Recovery: Peace Prospects in the Biden Era
By Douglas Roche. Kindle/Kobo e-book, 2020
Douglas Roche—prolific author, member of Order of Canada, former parliamentarian, senator, Canadian Ambassador of Disarmament, current supporter of the United Nations and a staunch peace activist—has provided yet another thoughtful analysis of the current political landscape.
Recovery describes the state of affairs that Biden has inherited, the choices and possibilities he may face during his time as president and, finally, suggestions for a Canadian response during the Biden era.
Roche begins by describing the “triple emergencies” facing the world today, which include the coronavirus pandemic, climate change, and nuclear disarmament. In his words, “COVID-19 laid bare the inequalities in the economic and social systems around the world—the precise problem the Sustainable Development Goals were established to fix.”
Indeed, the pandemic diverted funds away from Sustainable Development Goals (SDG), but Roche states, “If we look around, there is a huge pot of money available for human needs—if governments could stop being spooked and, in many cases controlled, by the military-industrial complex.”
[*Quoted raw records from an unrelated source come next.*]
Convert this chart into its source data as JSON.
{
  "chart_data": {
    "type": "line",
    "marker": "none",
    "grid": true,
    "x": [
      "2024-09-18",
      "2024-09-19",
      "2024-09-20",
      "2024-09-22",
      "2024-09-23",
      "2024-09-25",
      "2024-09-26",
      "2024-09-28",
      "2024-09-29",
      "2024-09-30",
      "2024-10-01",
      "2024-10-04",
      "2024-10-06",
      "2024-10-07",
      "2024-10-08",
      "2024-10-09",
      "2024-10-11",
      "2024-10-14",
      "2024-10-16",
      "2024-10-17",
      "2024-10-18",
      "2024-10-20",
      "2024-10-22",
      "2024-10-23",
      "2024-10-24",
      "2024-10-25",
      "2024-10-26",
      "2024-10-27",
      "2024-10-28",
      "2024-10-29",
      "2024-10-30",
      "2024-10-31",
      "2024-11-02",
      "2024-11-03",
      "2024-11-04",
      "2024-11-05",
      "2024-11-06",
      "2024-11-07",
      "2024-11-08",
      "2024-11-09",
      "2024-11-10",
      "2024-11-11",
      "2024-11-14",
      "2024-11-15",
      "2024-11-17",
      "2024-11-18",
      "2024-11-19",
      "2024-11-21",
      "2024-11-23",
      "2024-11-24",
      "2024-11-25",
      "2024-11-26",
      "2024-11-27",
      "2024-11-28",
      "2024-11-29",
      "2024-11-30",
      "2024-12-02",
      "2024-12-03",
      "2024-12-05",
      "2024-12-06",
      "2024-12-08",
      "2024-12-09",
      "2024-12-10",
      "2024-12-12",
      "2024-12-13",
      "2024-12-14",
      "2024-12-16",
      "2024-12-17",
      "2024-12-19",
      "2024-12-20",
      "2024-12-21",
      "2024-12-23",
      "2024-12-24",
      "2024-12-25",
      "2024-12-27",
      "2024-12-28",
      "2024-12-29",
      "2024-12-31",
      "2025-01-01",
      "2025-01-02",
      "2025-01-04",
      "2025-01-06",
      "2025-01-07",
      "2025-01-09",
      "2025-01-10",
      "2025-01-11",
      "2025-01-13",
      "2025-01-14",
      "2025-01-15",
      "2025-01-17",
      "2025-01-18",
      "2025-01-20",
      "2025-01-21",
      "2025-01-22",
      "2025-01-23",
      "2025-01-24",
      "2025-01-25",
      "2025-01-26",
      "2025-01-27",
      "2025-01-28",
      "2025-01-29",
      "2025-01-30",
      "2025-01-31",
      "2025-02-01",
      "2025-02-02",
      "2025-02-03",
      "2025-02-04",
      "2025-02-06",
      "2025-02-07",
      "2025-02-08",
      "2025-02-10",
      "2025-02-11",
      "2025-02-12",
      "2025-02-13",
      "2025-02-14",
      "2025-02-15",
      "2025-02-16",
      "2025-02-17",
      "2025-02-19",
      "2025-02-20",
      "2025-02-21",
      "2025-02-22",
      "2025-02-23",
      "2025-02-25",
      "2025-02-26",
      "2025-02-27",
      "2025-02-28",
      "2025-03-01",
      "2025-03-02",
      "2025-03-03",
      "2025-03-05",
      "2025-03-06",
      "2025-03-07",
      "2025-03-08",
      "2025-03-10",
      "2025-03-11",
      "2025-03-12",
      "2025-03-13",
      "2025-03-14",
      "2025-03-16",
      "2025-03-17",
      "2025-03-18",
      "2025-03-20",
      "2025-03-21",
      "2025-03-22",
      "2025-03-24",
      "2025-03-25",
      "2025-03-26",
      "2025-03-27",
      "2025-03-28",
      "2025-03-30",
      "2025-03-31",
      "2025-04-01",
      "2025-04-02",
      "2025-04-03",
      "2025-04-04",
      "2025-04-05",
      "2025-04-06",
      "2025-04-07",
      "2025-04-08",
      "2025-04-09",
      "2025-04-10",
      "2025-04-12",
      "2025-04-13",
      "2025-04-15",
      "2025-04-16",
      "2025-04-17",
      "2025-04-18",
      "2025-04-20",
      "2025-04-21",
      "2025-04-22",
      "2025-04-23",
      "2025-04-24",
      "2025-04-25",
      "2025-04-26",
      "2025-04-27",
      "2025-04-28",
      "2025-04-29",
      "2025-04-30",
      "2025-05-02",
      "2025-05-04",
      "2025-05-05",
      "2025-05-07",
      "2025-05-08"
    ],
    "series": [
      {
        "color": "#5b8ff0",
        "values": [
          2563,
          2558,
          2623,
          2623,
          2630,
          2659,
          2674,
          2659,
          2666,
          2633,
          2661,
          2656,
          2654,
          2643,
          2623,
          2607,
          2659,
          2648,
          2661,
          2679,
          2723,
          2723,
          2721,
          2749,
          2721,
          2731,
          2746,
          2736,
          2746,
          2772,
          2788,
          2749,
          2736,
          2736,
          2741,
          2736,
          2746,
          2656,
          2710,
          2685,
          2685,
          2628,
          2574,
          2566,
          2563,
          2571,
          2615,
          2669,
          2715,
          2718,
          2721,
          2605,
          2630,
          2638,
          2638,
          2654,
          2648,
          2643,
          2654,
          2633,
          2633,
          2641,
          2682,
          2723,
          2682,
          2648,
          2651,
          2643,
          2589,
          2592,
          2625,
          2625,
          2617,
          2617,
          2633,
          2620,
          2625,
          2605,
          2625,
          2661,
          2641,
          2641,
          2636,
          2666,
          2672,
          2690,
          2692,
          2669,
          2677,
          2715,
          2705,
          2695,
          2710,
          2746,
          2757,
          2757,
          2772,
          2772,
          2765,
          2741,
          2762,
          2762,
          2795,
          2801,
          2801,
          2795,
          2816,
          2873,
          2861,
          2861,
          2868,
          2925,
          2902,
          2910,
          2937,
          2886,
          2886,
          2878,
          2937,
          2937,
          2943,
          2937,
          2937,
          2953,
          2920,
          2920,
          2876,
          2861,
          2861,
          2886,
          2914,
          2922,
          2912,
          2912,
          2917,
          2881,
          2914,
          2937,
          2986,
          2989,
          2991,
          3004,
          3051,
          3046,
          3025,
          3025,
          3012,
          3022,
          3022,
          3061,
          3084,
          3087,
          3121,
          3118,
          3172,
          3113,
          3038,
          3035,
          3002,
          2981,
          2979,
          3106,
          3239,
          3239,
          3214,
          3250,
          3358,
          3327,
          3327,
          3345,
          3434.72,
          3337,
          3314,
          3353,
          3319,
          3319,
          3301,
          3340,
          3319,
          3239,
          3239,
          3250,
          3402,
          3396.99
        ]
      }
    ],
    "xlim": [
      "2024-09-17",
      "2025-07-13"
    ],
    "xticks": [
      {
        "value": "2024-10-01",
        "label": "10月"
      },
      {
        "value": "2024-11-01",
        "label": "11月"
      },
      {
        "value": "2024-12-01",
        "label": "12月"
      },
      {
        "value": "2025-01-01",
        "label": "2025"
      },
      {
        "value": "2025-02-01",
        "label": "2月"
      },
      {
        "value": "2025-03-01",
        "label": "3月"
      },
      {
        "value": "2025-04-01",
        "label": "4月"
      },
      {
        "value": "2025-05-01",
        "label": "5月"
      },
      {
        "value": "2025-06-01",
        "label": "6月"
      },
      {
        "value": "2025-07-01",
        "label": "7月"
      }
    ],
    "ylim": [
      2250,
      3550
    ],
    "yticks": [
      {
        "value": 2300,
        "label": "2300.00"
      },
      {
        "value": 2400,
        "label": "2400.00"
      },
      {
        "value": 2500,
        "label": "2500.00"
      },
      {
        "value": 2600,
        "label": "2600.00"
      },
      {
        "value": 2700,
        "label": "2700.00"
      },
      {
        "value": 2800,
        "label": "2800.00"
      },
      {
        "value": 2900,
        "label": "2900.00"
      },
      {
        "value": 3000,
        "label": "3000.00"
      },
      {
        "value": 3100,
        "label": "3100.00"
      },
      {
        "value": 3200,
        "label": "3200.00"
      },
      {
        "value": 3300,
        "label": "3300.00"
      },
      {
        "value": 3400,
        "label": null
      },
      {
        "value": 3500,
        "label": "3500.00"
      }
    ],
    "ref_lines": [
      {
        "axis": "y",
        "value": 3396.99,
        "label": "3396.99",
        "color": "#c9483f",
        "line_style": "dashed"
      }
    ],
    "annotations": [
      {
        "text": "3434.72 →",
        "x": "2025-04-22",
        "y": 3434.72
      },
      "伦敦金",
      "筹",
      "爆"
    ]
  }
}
Reining in the military-industrial complex will be a necessary task for progress, not just for nuclear disarmament but also if the world is going to tackle other pressing issues. Roche spends much of the book discussing this. “The American political system has been corrupted by militarism.” The lack of media coverage about the massive spending increases to modernize nuclear weapons has been blamed on the fact that Democrats and Republicans alike benefit from political donations from the arms industry.
“This is the system that President Biden will have to deal with.” Roche laments, “What does it say about our civilization when governments spend on building the conditions for peace only 2.7% of what they spend on preparing for war?” As Roche also notes, Canada’s investment on diplomacy represents just five percent of the amount spent on its military.
Recovery could be given a subtitle as a primer on the United Nations, especially about movements to develop the Right to Peace. The concept of a culture of peace is elaborated, and the forward-looking Declaration on the Commemoration of the 75th Anniversary of the U.N. is printed in full in the appendix. Despite its imperfections, Roche cautions that “to tear down the framework” of the United Nations “would return civilization to a jungle mentality”.
Roche, who met Biden in 2001 when both were senators, has been following Biden’s career via his writings and speeches. Roche describes Biden as a “pragmatic idealist”, an “ameliorator” who, with 44 years in office, knows a few things about how people operate. “We’ve got to listen to the other guy,” Biden is quoted as saying prior to the election. Biden has already rejoined the Paris Agreement, and will probably bring a positive attitude of co-operation to the U.N. Security Council, rejoin the Iran deal, and generally bring civility back internationally.
Roche cautions that Biden can’t do it all. “The problems are so big, they require transformational thinking”, especially with regards to weaning away from fossil fuel to renewable energy and to eliminating nuclear weapons. Roche asserts that governments do respond to public demands on these two particular issues but it is up to the public to mobilize and create pressure.
During a Biden presidency, Roche has a list of suggestions for Canadians. Canada could put teeth into the Paris Agreement. Canada could allocate 10 percent of its military budget to the SDGs, thereby leading other countries by example. Canada could support the Treaty on the Proliferation of Nuclear Weapons (TPNW) and “open a dialogue with NATO to bring the alliance into conformity with the TPNW and end its reliance on nuclear weapons”. Canada could challenge the major nuclear powers “to fulfill their legal obligation to negotiate the elimination of nuclear weapons”.
Cooperation is another repeated theme throughout the book, with cooperation being “Biden’s strongest card”. Indeed, with the “triple emergencies”, Roche maintains cooperation has “never been so necessary” for our very survival. In addition, he maintains that we must move away from a militarist mind-set toward a culture of peace.
Roche writes: “Biden’s openness to the human security agenda enables Canadians to find its voice again.” “There is even a possibility that Canada can, once again, be Canada.”
Let us hope.
This book is an inspiring read and quintessential Roche.
Reviewed by Nancy Covington, a physician in Halifax.